As context information for each table we select 200 characters before and 200 after the table itself.



Preprocessing - IndexCreator

The DS4DM webservice has to be fast at identifying the correct tables to return to the DS4DM RapidMiner operator. To achieve this speed despite the large corpus of data tables it has to search through, indexes are needed. In total 3 lucene indexes are used; they contain information about the data tables in the webservice's corpus.

The IndexCreator creates the following 3 Lucene indexes:

  • ColumnNameIndex
    This index has an entry for each column of each table (in the corpus).
    In every entry following information is saved: tableHeader (=table name), value (=column name), columnDataType, tableCardinality, columnDistinctValues, columnindex, columnOriginalHeader, fullTablePath (=folder in which the original table is located)

  • TableIndex
    This index has an entry for each distinct value in each column of each table.
    In every entry following information is saved: id (=the distinct-value-index for each column), tableHeader, columnHeader, columnDataType, tableCardinality, columnDistinctValues, valueMultiplicity (=how often the distinct value appears in this column), value (=the distinct value), fullTablePath, isPrimaryKey (=true if the column is the PK), originalValue

  • KeyColumnIndex
    This index has an entry for each table.
    In every entry following information is saved: tableHeader, columnHeader, keyColumnString (= a list of all the values in the table's key column concatenated into one long string), keyColumnIndex.
    This index is used for preprocessing, by the CorrespondenceCreator, as well as the Unconstrained- and Correlation-based- Table Extension

Preprocessing - CorrespondenceCreator

When a repository of data tables is created, the CorrespondenceCreator is automatically run. The CorrespondenceCreator finds correspondences between tables in the repository. These correspondences are later used by the Correspondence-based Search to improve its search results.


The following types of correspondences are generated:

  • Schema Correspondences
    A Schema Correspondence marks two columns from two different tables as containing the same attribute e.g. column1 from table1 and column4 from table3 both contain company sizes.

  • Instance Correspondences
    An Instance Correspondence marks two rows from two different tables as referring to the same real-world-object e.g. row2 from table1 and row11 from table3 both contain information about the company Tesla.


In order to find these correspondences the CorrespondenceCreator executes the following steps:

  1. Blocking
    Looking for correspondences between all tables would be too computationally expensive. In the blocking step, we therefore generate pairs of tables that are likely to have correspondences.
    For a given table the five tables with the most similar subject columns are chosen as likely corresponding tables. The KeyColumnIndex is used for comparing the subject columns.

  2. Instance-matching
    The instance correspondences between two tables are found by comparing the values from a row in the first table to the values from a row in the second table. For comparing these values data-type-specific similarity metrics are used. Also, the similarity of the subject column values is given a weight of 0.5. While the remaining 0.5 weight points are equaliy divided over all other columns.

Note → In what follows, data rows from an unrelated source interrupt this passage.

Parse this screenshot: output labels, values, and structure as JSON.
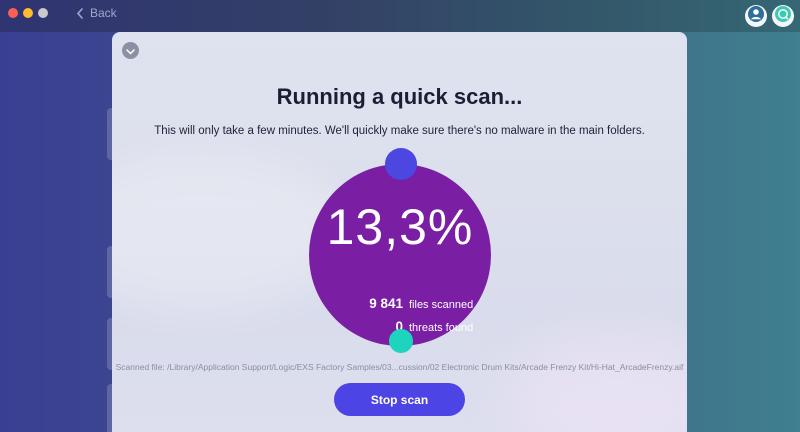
{
  "titlebar": {
    "back_label": "Back",
    "icons": [
      "chevron-left-icon",
      "user-icon",
      "chat-icon"
    ]
  },
  "scan": {
    "title": "Running a quick scan...",
    "subtitle": "This will only take a few minutes. We'll quickly make sure there's no malware in the main folders.",
    "progress_label": "13,3%",
    "progress": 0.133,
    "files_count": "9 841",
    "files_label": "files scanned",
    "threats_count": "0",
    "threats_label": "threats found",
    "scanned_file": "Scanned file: /Library/Application Support/Logic/EXS Factory Samples/03...cussion/02 Electronic Drum Kits/Arcade Frenzy Kit/Hi-Hat_ArcadeFrenzy.aif",
    "stop_label": "Stop scan"
  },
  "colors": {
    "accent": "#4d44e6",
    "circle": "#7a1ea3",
    "teal": "#1fd4bd"
  }
}
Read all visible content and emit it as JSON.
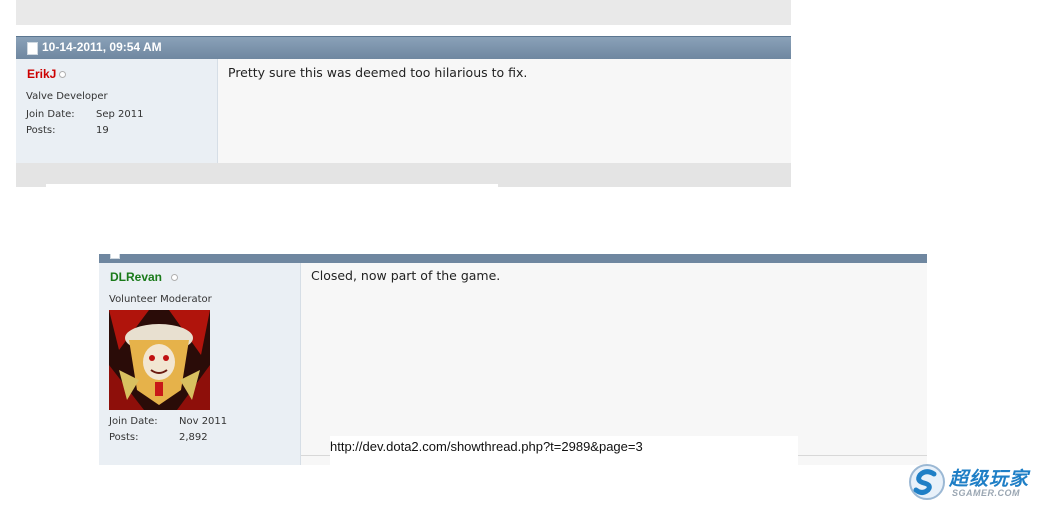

Row combinations with an overall similarity score above 0.55 are considered instance matches. This threshold can be configured in the config file.

  3. Schema-matching
    Here we find corresponding columns in the two tables, by comparing their column values and column headers. When comparing the column values the knowledge about the instance-matches helps us get a better accuracy. Here too, data type-specific similarity measures are used for comparing column values.

Steps 2. and 3. of the correspondence creation process are implemented using the WInte.r Data Integration Framework.

Evaluation

In the following, we evaluate different aspects of the DS4DM backend components. First, the T2D Goldstandard is presented. This Goldstandard was used for many of the evaluations. Afterwards, the evaluations of the Constrained-, the Unconstrained- and the Correlation-based- Table Extension are presented. Finally, the Table Upload Functionality and the Preprocessing Components are evaluated.
The data from all the evaluations can be downloaded here.


T2D Goldstandard
For multiple of the evaluations, the T2D Goldstandard V2 is used. This is a collection of 779 tables that were extracted from HTML pages and cover a wide range of topics - such as populated places, organizations, people, music, etc. The tables were manually mapped to the DBpedia knowledge base. For our evaluation, we derive schema- and instance-correspondences between the different tables of the goldstandard by looking for pairs of schemas/instances that both have been mapped to the same DBpedia entry.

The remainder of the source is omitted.